Dr Patrick Lewis hails from the outback of central south Queensland Australia where despite the absence of Ocean he developed an early passion for all things wet by exploring the creeks and waterholes of the family farm. But it was not until a little later that he got his first taste of saltwater and secured a passion for marine biology and wilderness exploration that has endured and been honed by years of study and research. Patrick completed his studies in Tasmania where the winds blew from the Southern Ocean and whispered of heaving seas, icebergs and adventure. When not studying he spent his youth exploring the wilderness of Tasmania, fly-fishing in the central highlands and learning to sail on a decrepit old yacht that he called home. Patrick continued his studies with a PhD project examining the conservation threats related to increasing human traffic to the Antarctic Continent, and the spread of alien marine species. These studies saw him sailing small yachts to the subantarctic islands, diving under the hulls of icebreakers to record the animals clinging to the hull and a range of other research including aquarium studies, taxonomy of marine invertebrates and genetics.
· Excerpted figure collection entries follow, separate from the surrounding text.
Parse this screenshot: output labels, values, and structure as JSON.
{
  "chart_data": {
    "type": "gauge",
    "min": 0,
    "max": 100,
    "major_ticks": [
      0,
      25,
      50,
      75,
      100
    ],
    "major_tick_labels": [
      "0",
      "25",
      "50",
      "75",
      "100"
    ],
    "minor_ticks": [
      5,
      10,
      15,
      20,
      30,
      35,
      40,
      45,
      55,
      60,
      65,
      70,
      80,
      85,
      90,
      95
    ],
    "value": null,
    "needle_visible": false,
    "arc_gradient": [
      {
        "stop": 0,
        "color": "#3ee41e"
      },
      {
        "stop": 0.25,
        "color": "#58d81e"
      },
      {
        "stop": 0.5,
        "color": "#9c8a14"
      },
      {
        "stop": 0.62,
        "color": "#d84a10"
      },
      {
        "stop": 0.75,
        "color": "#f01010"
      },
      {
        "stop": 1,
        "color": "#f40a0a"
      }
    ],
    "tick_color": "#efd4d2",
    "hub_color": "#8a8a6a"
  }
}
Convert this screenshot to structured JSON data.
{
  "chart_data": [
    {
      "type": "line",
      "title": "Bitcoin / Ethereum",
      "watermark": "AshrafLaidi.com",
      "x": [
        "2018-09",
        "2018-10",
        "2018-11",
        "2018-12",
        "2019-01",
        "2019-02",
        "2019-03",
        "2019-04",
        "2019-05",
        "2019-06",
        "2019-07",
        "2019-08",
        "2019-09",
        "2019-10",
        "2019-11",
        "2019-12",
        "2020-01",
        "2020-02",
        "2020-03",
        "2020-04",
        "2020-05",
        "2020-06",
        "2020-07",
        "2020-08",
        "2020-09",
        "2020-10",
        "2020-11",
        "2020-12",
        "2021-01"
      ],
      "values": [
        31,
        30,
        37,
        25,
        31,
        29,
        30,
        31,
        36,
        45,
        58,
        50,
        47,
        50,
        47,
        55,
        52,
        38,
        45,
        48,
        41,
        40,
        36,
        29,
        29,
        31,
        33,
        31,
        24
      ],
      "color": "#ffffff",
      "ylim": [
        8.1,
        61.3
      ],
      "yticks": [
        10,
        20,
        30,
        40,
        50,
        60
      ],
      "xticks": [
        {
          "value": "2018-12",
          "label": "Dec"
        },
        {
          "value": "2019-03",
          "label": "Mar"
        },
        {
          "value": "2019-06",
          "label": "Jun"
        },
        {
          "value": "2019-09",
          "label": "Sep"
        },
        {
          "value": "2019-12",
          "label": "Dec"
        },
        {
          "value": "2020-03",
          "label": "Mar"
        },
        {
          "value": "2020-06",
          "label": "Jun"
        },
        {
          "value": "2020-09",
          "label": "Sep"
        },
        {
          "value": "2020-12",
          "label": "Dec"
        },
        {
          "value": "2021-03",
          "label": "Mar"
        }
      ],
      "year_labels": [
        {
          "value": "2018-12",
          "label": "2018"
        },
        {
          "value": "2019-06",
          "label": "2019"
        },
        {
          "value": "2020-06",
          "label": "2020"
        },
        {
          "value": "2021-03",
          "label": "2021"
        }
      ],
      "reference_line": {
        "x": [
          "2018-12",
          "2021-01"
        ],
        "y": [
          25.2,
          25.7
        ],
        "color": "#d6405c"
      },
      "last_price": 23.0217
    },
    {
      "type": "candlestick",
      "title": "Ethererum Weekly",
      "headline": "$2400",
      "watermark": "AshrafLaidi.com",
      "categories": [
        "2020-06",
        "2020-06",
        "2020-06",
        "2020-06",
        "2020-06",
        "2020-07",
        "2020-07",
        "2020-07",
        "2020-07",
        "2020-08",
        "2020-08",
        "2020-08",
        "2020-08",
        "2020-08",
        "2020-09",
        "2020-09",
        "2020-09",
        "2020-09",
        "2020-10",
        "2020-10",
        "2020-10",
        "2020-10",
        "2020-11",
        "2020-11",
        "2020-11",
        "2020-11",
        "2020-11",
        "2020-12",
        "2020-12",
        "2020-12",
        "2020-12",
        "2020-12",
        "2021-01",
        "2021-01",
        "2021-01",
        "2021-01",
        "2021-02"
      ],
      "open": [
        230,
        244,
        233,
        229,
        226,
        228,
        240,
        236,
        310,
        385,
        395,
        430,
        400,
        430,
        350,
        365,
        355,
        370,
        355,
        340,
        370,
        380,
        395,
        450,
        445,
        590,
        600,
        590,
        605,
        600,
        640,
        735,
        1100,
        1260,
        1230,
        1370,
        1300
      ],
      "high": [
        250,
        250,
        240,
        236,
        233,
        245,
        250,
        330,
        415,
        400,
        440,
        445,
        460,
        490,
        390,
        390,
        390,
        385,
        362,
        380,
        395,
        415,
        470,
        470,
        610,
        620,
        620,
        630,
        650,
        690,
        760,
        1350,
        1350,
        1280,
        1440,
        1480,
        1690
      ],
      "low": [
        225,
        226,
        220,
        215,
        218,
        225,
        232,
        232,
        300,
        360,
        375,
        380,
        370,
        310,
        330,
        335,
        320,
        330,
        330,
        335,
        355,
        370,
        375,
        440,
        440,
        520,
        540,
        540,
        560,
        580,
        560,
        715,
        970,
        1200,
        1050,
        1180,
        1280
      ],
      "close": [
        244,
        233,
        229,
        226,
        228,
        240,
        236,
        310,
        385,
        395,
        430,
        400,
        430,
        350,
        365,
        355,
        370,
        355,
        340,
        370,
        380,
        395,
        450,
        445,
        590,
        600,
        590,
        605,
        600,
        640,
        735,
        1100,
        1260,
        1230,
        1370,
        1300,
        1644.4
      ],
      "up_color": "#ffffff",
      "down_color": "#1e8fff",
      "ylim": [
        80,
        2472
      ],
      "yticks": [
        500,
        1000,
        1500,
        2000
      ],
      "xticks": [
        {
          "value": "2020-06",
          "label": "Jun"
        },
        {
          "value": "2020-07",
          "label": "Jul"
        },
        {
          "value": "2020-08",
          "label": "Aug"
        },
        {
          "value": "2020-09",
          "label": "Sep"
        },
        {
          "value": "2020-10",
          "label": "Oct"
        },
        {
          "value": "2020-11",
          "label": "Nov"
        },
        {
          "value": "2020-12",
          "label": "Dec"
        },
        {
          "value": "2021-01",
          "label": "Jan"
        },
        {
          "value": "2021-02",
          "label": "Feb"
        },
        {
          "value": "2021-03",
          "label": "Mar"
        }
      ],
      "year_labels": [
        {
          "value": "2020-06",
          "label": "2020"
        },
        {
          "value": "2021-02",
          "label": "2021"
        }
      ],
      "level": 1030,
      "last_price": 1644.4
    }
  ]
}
Since completing his doctoral work Patrick has worked in a range of fields including conservation biology in the Indonesian islands, marine science around the coast of Australia, management of marine biosecurity with the Australian Commonwealth government, working as a marine naturalist aboard expedition cruise ships to Antarctica, and running Arctic conservation programs with the World Wildlife Fund (WWF) in Norway. When not getting serious about science, Patrick is an avid adventurer and has travelled broadly around the world by yacht, motorbike and soles of his feet.
Dr Léonie Suter grew up in Basel, Switzerland, where she developed an early passion for exploration in the form of ancient history and the lost languages. Nature and adventure travel, however, were to become more important. Before starting university she worked in the outdoors as a gardener on a cemetery, ski instructor in the Swiss Alps and traveled widely in Central America. She then focused on studying biology at the ETH Zürich to learn how life works. There she also worked with students on botanical excursions to the Swiss Alps. After completing her Bachelor of Science she took a break from university and embarked upon a research project in the Seychelles Islands where she studied the effect of fire on the native vegetation on the Island Praslin and enjoyed the relaxed island life. After soaking in the sun of the Indian Ocean she returned to her studies and completed her Masters of Science degree in the famous Kew Gardens of London where she worked on reproductive isolation and sex chromosome evolution of two European poplar species. During this time she fell in love with Science and decided to continue in this field with a PhD. However, first she needed to satisfy her need for traveling and a little adventure, so after completing her Master of Science she bought a round-the-world plane ticket and left for Australia, New Zealand, South America and Antarctica. During this journey she traveled by bus, train, car, boat and, after she met Patrick in Ushuaia, Argentina, on the back of a motorbike. At the moment she is conducting her doctoral research at the ETH Zürich on epigenetics in plants, to find out whether plants can adapt to changing environments within very few generations and without altering their DNA sequence. Just two weeks before boarding Widdershins she successfully finished her thesis to become an full-time adventurer, sailing from pole to pole.
Sparrow (a.k.a. Captain Jack Sparrow or Sparrow-saurus) is a little Jack Russel Terrier, born in September 2012, who joined the crew on Widdershins two months later in Oban, Scotland. She quickly adapted to live at sea (although she still is a bit scared of water), loves a good cuddle in the morning and chews anything that’s lose, especially socks.